The Meta layer is what makes a module safe to add. A new module declares its permissions, asks the Actor resolver for the caller, and writes through recordMutation. Get those three things right and the module is wired into the rest of the system.

Modules — src/modules/{name}/

Each module is a sealed brick. The contract every module honours:

export interface Module {
tab: { name: string; label: string; accent: string; order: number };
screen(): string; // returns the full <HTML><CSS><JS> for the tab body
api: ApiHandler[]; // server routes the module owns
}

A module owns:

  • view.ts — markup + styles for the operator screen
  • client.ts — browser JS that wires the screen
  • api.ts — server-side route handlers (read/write to D1)
  • index.ts — the module's register() call

The Kernel boots the registry; the registry imports src/modules/index.ts; that file imports every module's index.ts; each module calls register(self) at import time.
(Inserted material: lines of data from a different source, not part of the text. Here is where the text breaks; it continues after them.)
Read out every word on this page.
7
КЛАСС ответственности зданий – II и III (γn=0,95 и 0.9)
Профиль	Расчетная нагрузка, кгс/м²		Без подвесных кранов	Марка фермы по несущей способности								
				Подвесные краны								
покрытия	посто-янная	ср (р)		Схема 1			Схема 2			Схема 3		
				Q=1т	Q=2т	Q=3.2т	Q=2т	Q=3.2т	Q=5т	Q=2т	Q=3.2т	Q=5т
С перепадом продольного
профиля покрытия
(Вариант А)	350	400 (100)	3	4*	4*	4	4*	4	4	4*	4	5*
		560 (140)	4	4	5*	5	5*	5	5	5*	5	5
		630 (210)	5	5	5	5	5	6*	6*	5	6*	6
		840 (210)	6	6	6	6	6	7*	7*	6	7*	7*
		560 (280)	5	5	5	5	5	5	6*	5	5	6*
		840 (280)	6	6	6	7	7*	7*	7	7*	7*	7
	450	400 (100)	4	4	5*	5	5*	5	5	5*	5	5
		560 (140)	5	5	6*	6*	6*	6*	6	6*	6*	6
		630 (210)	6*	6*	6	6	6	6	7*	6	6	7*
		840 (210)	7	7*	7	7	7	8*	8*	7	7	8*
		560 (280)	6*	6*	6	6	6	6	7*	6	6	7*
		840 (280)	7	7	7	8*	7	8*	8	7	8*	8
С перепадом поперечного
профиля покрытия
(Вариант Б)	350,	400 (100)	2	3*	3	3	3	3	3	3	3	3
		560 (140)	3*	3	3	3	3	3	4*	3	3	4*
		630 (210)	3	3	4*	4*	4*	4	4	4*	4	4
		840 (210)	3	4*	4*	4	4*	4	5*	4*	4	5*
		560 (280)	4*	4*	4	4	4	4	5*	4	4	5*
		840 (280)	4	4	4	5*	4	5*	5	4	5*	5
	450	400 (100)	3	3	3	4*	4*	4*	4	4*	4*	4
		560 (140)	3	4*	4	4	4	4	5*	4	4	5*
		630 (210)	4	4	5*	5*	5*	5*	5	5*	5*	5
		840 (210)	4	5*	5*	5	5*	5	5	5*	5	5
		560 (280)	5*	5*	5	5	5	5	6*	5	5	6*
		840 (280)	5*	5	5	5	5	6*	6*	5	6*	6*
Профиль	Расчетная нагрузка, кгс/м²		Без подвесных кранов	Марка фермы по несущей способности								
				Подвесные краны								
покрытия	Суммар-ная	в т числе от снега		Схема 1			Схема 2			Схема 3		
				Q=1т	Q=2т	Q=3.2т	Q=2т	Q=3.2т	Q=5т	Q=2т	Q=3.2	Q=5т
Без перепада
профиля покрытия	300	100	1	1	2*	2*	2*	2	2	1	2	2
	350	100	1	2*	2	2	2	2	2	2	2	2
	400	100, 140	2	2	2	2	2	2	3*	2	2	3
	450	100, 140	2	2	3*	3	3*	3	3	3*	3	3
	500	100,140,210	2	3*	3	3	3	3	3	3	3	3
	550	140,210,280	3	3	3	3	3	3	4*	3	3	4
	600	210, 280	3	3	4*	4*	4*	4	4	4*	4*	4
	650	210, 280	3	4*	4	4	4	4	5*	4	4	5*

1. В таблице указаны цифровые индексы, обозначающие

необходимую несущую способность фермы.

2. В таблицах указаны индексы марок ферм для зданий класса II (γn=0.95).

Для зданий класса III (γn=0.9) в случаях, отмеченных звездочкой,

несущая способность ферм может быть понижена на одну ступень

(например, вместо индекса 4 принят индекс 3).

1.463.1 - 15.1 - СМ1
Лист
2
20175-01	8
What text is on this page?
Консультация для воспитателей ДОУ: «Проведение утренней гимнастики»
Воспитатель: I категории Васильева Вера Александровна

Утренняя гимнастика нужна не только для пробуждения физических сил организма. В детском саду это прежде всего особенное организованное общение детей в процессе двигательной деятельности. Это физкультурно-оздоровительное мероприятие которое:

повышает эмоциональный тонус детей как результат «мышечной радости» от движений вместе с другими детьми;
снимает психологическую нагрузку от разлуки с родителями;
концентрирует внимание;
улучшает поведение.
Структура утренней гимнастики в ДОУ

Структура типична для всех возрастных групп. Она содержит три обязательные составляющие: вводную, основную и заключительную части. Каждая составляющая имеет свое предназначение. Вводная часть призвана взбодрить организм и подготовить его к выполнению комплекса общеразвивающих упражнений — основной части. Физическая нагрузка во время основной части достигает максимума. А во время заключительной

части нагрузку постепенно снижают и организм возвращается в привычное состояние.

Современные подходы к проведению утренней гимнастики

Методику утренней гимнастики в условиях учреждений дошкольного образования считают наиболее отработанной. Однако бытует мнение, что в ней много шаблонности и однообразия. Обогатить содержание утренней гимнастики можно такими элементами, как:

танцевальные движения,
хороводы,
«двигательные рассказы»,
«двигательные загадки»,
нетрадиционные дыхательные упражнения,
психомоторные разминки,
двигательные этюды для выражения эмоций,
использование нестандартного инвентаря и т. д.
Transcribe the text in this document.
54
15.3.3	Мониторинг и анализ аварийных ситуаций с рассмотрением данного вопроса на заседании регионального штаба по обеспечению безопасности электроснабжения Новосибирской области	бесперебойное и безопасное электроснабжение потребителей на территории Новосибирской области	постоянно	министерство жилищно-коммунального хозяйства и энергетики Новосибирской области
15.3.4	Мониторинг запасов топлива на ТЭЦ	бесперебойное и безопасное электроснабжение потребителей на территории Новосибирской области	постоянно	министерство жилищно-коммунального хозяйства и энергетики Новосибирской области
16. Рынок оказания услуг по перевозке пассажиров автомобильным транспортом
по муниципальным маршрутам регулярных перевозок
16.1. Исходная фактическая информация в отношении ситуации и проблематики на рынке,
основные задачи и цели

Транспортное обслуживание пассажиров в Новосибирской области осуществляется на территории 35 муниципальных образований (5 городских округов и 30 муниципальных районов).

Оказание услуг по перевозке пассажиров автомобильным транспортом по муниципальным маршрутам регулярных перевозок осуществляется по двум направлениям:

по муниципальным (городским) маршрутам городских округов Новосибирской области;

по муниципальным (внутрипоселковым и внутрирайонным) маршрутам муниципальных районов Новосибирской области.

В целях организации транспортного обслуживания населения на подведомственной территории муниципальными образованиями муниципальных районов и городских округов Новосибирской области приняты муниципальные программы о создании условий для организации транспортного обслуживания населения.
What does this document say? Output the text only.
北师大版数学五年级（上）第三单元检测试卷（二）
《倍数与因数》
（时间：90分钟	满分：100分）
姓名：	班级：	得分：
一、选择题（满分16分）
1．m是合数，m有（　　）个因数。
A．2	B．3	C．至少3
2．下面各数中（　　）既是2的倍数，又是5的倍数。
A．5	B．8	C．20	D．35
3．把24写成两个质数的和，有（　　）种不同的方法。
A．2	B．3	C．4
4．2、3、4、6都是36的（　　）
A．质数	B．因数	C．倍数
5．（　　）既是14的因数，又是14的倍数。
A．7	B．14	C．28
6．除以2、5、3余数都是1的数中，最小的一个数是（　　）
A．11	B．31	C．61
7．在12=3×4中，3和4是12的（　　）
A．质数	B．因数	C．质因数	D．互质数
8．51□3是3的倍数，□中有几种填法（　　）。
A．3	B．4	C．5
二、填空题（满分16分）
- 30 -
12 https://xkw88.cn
The tab strip then renders from tabs() in display order. The Kernel never sees inside a module; the module never sees another module.

Modules shipped today

ModuleWhat it doesOrder
CustomersCustomer search (FTS5) · 3-pane work area (search / swappable ledger / read-only Till) · 10+ section pills opening single-purpose popups · Contact / Linked / Family / Marketing / Notes / Equipment / Loyalty / Identity / credit-debit / Merge / Print · loyalty enrol · PIPA export/erase10
SettingsUsers + Staff management (Employee modal) · read-only Permissions inspector · Discount builder (3-step authoring; per-department applies-to; assigned per-customer)(admin)

Modules planned

Sell · Fix · Rent · Maintenance · plus whatever a future shop needs. A module that isn't enabled doesn't ship code — toggling is at the registry level, not a runtime config flag.

Why this shape

Three strata, drawn this strictly, give four properties the monolith couldn't:

  1. A new module is additive. Drop a folder in src/modules/, register it, ship. The rest of the system can't see it; you can't break the rest of the system by writing it wrong.
  2. A module can be removed. Delete the folder, remove the import from src/modules/index.ts, ship. Its tab disappears. The Kernel doesn't notice.
  3. Per-shop customisation is a fork at the module level, not a config branch buried in shared code. Two shops disagree about the Customers tab? Fork the module folder. The Kernel they share stays clean.
  4. The Bible can grow by module. The pages on a module live in domain/modules/{name}.md — when a module ships, its Bible page lands in the same commit window. When it's retired, the page goes with it.